En ese momento ya habían terminado con el atavío. El viejo encendió su pipa, revisó el indumento, enderezó sus doradas y esmaltadas distinciones, sacó los puños de adorno de debajo de la chaqueta del uniforme y cruzó los brazos por encima del pecho. Después colocaron al fallecido sobre una pequeña camilla de hierro cubierta de fieltro, y el viejo abrió la puerta para transportarla hasta las escaleras.
Sin embargo, Vania -que era el más joven- cerró la puerta de un golpe.
-¿Por qué la cierras si yo ya la había abierto? -preguntó el viejo.
-Espera, don Nicolai, quiero hacer algo.
-¿Qué quieres?
-Enseguida lo verás.
Vania recorrió de puntillas la sala, incluso echó un vistazo al anfiteatro anatómico. Finalmente se acercó al cadáver y levantando de repente su mano, le propinó tres fuertes bofetadas.
Tras los manotazos, los dos hombres se miraron en silencio.
-Lo he hecho -dijo Vania-, porque hubiera sido una mezquindad no deshonrar a este insolente, a este ladrón asesino; que aún no se ha podrido bajo tierra un hombre más abyecto que él. ¡Se ha presentado la ocasión!…
El viejo asentía con la cabeza, por lo que el más joven, riéndose, continuaba aún más envalentonado:
-¡Cómo no voy a abofetear a este cerdo, todavía le daré una patada! Entusiasmado con su nueva idea, subió con cuidado a la camilla donde yacía el cadáver y prestando atención para que no se ensuciara el traje húmedo, le dio una enérgica patada en la cara. Después se bajó. El viejo ya traía la esponja. Le lavaron nuevamente el rostro y le peinaron mientras se reían forzadamente. No hablaron más sobre el asunto.

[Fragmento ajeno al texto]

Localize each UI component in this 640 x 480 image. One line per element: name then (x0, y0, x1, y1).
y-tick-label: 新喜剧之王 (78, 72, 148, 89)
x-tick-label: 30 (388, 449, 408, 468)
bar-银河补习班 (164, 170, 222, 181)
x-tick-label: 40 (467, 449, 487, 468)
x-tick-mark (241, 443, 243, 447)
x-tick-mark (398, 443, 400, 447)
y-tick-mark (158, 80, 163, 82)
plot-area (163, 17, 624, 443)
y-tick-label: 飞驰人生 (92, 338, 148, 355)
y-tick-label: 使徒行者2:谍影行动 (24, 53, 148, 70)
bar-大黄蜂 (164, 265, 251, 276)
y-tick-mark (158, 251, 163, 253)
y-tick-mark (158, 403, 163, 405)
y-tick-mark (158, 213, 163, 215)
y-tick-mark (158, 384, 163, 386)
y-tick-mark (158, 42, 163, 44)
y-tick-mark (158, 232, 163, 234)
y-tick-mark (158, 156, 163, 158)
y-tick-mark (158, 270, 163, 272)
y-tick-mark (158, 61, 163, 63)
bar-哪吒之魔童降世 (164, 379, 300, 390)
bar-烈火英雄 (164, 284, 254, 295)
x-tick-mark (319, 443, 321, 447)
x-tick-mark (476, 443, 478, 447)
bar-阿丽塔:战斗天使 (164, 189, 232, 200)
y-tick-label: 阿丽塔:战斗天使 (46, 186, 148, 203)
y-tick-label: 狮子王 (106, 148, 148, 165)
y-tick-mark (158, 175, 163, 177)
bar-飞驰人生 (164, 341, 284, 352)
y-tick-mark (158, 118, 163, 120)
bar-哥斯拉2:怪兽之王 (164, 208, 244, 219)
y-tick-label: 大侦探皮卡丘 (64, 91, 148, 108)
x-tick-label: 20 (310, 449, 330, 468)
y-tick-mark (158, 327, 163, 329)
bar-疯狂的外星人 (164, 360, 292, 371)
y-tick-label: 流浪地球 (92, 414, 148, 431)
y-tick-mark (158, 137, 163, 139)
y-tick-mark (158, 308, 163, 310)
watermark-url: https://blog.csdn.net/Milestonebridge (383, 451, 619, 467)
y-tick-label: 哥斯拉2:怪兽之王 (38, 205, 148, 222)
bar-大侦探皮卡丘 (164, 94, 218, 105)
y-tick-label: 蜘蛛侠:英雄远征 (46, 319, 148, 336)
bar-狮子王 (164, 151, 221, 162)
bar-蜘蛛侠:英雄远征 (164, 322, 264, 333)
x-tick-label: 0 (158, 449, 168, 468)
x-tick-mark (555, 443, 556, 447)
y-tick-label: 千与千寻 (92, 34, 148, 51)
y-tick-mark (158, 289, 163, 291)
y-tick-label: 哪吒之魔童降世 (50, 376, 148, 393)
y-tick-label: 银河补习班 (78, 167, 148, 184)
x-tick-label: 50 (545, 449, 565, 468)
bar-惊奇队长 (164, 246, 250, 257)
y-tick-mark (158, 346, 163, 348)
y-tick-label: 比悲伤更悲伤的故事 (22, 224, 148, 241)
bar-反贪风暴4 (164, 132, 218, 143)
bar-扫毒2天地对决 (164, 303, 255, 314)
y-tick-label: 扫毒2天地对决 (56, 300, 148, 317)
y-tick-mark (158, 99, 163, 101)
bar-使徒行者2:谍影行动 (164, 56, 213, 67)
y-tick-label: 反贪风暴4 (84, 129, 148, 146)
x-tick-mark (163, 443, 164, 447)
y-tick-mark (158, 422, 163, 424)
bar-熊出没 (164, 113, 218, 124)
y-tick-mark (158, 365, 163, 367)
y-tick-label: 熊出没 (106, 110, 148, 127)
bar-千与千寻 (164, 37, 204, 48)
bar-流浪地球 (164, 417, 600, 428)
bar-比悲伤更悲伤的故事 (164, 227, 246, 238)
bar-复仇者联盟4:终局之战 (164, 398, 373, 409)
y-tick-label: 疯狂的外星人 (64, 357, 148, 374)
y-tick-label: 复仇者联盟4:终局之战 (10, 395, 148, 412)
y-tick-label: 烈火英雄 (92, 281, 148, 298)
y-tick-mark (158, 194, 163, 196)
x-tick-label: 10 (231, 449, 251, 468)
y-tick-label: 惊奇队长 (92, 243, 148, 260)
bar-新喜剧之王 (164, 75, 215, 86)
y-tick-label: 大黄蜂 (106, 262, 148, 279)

Por fin, comenzaron a empujar la camilla hacia fuera. El viejo se disponía a abrir la puerta de nuevo.
-¡Espérate un poco! -le detuvo el otro- ¡Sólo una vez más!
Se preparó nuevamente, y propinó una última estruendosa bofetada en la cara del cadáver.
-Bueno, ahora ya podemos irnos -dijo después tartamudeando y con la cara enrojecida de la gran emoción.
Tras entregar el cadáver, caminaron en silencio a paso lento de vuelta al anfiteatro anatómico.
Un rato después Vania empezó a hablar:
-Sabes, don Nicolai, de no haberlo hecho ahora, hubiera estado arrepentido toda mi vida. ¡Piénsatelo: una oportunidad semejante! Que Dios no sea conmigo misericordioso si no he obrado bien.
-Está bien que lo hayas hecho -replicó serio el viejo.
Por la noche, cuando Vania se acostó en su cama, frotándose los ojos meditaba en lo orgulloso que el hijo que estaba esperando su mujer, estaría de su padre cuando creciera y le contara la actuación de hoy. Sería algo magnífico. La criatura, con sus grandes ojos negros abiertos como platos le contemplaría como a un semidiós.